Pertempuran Medan Area
Pada tanggal 9 November 1945, pasukan
Sekutu di bawah pimpinan Brigadir Jenderal T.E.D. Kelly mendarat di Sumatra
Utara. Pendaratan pasukan Sekutu itu diboncengi oleh pasukan NICA yang telah
dipersiapkan untuk mengambil alih pemerintahan.
Pemerintahan RI Sumatera Utara memperkenankan mereka menempati beberapa hotel
di Medan, seperti Hotel de Boer, Grand Hotel, Hotel Astoria dan lainya, karena
menghormati tugas mereka. Sebagian dari mereka ditempatkan di Binjai, Tanjung
Morawa dan beberapa tempat lainnya dengan memasang tenda-tenda lapangan. Sehari
setelah mendarat, Team dari RAPWI telah mendatangi kamp-kamp tawanan di Pulu Berayan,
Saentis, Rantau Prapat, Pematang Siantar dan Berastagi untuk membantu
membebaskan para tawanan dan dikirim keMedan atas persetujuan Gubernur M.
Hasan. Ternyata kelompok itu langsung dibentuk menjadi Medan Batalion KNIL.
Dengan kekuatan itu, maka tampaklah perubahan sikap dari bekas tawanan
tersebut. Mereka bersikap congkak karena merasa sebagai pemenang atas perang.
Sikap ini memancing timbulnya pelbagai insiden yang dilakukan secara spontan
oleh para pemuda. Insiden pertama terjadi di Jalan Bali, Medan pada tanggal 13
Oktober 1945. Insiden ini berawal dari ulah seorang penghuni hotel yang
merampas dan menginjak-injak lencana Merah Putih yang dipakai oleh salah
seorang yang ditemuinya.
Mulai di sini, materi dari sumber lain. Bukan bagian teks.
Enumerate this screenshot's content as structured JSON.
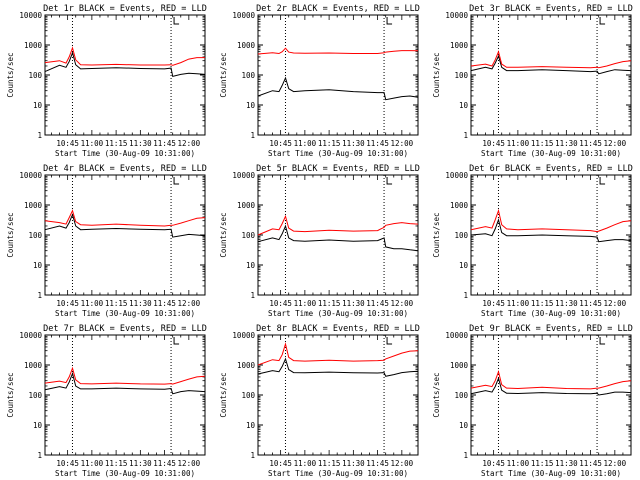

Akibatnya hotel tersebut diserang dan dirusak oleh
para pemuda.
d.
Bandung Lautan Api
Di
Bandung pertempuran diawali oleh usaha para pemuda untuk merebut pangkalan
udara Andir dan pabrik senjata bekas Artillerie Constructie Winkel
(ACW-sekarang Pindad) dan berlangsung terus sampai kedatangan pasukan Sekutu di
Bandung pada 17 Oktober 1945. Seperti halnya di kota-kota lain, di Bandung pun
pasukan Sekutu dan NICA melakukan teror terhadap rakyat, sehingga terjadi
pertempuran-pertempuran. Menjelang bulan November 1945, pasukan NICA semakin
merajalela di Bandung. NICA memanfaatkan kedatangan pasukan Sekutu untuk
mengembalikan kekuasaan kolonialnya di Indonesia. Tetapi semangat juang rakyat
dan para pemuda yang tergabung dalam TKR, laskar-laskar dan badan-badan
perjuangan semakin berkobar. Pertempuran demi pertempuran terjadi.
Pada
bulan Oktober di Bandung telah terbentuk Majelis Dewan Perjuangan yang dipimpin
panglima TKR, Aruji Kartawinata. Dewan perjuangan ini terdiri dari wakil-wakil
TKR dan berbagai kelaskaran. Pada tanggal 21 November 1945 Sekutu mengeluarkan
ultimatum agar para pejuang menyerahkan senjata dan mengosongkan Bandung Utara.
Ternyata ultimatum itu tidak diindahkan oleh pihak pejuang. Insiden terjadi,
para pemuda melakukan penyerobotan terhadap kendaraan-kendaraan Belanda yang
berlindung di bawah Sekutu. Penculikan juga sering terjadi.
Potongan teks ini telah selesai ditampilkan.